Mientras tanto, la noticia del fallecimiento del pintor llegó pronto a través de avissos a Roma, Nápoles y Malta. Al tiempo que se iban acumulando los lamentos por la muerte del “desventurado Caravaggio” se desató una pugna por sus cuadros. Si bien nunca formó escuela propia, un número importante de seguidores recorrió en distintos puntos de Europa la misma senda que él abrió durante al menos las tres décadas siguientes: el radical claroscuro, los rostros voluptuosos y sensuales, el dolor y la turbulencia de los personajes.
Claro que, al final, su leyenda se fue gastando.
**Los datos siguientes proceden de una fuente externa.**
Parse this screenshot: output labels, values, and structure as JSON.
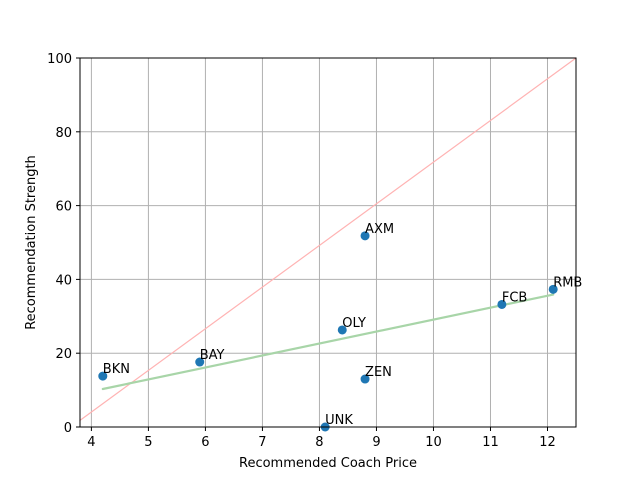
{
  "chart_data": {
    "type": "scatter",
    "title": "",
    "xlabel": "Recommended Coach Price",
    "ylabel": "Recommendation Strength",
    "xlim": [
      3.8,
      12.5
    ],
    "ylim": [
      0,
      100
    ],
    "xticks": [
      4,
      5,
      6,
      7,
      8,
      9,
      10,
      11,
      12
    ],
    "yticks": [
      0,
      20,
      40,
      60,
      80,
      100
    ],
    "grid": true,
    "points": [
      {
        "label": "AXM",
        "x": 8.8,
        "y": 51.8
      },
      {
        "label": "RMB",
        "x": 12.1,
        "y": 37.3
      },
      {
        "label": "FCB",
        "x": 11.2,
        "y": 33.2
      },
      {
        "label": "OLY",
        "x": 8.4,
        "y": 26.3
      },
      {
        "label": "BAY",
        "x": 5.9,
        "y": 17.6
      },
      {
        "label": "BKN",
        "x": 4.2,
        "y": 13.8
      },
      {
        "label": "ZEN",
        "x": 8.8,
        "y": 13.0
      },
      {
        "label": "UNK",
        "x": 8.1,
        "y": 0.0
      }
    ],
    "reference_lines": [
      {
        "x": [
          3.8,
          12.5
        ],
        "y": [
          1.8,
          100.0
        ]
      },
      {
        "x": [
          4.2,
          12.1
        ],
        "y": [
          10.3,
          35.9
        ]
      }
    ],
    "colors": {
      "points": "#1f77b4",
      "grid": "#b0b0b0",
      "reference_line_1": "#ffb3b3",
      "reference_line_2": "#a8d5a8"
    }
  }
}
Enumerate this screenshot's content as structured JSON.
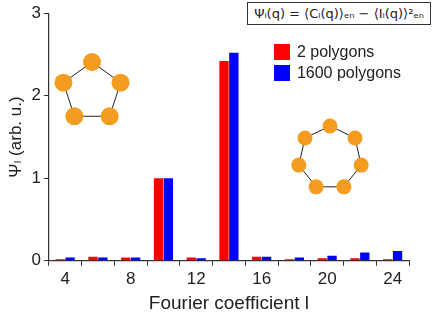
{
  "chart_data": {
    "type": "bar",
    "annotations": [
      "Ψₗ(q) = ⟨Cₗ(q)⟩ₑₙ − ⟨Iₗ(q)⟩²ₑₙ"
    ],
    "x_label": "Fourier coefficient l",
    "y_label": "Ψₗ (arb. u.)",
    "categories": [
      4,
      null,
      8,
      null,
      12,
      null,
      16,
      null,
      20,
      null,
      24
    ],
    "series": [
      {
        "name": "2 polygons",
        "color": "#ff0000",
        "values": [
          0.02,
          0.05,
          0.04,
          1.0,
          0.04,
          2.42,
          0.05,
          0.02,
          0.03,
          0.03,
          0.02
        ]
      },
      {
        "name": "1600 polygons",
        "color": "#0000ff",
        "values": [
          0.04,
          0.04,
          0.04,
          1.0,
          0.03,
          2.52,
          0.05,
          0.04,
          0.06,
          0.1,
          0.12
        ]
      }
    ],
    "ylim": [
      0,
      3
    ],
    "yticks": [
      0,
      1,
      2,
      3
    ],
    "legend": "top-right",
    "grid": false
  }
}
Hasta el olvido. Tres siglos después alguien puso las córneas en sus cosas y encontró de nuevo la potencia inédita, los seres desamparados, la carne anhelante de luz, un realismo de llaga altamente provocador. Fue el historiador del Arte Roberto Longhi, quien, ya avanzado el siglo XX, convirtió a Caravaggio en el más moderno de los maestros antiguos, poniendo al descubierto cómo el pintor había dejado en el fondo de los lienzos la memoria de su larga expedición por el tormento.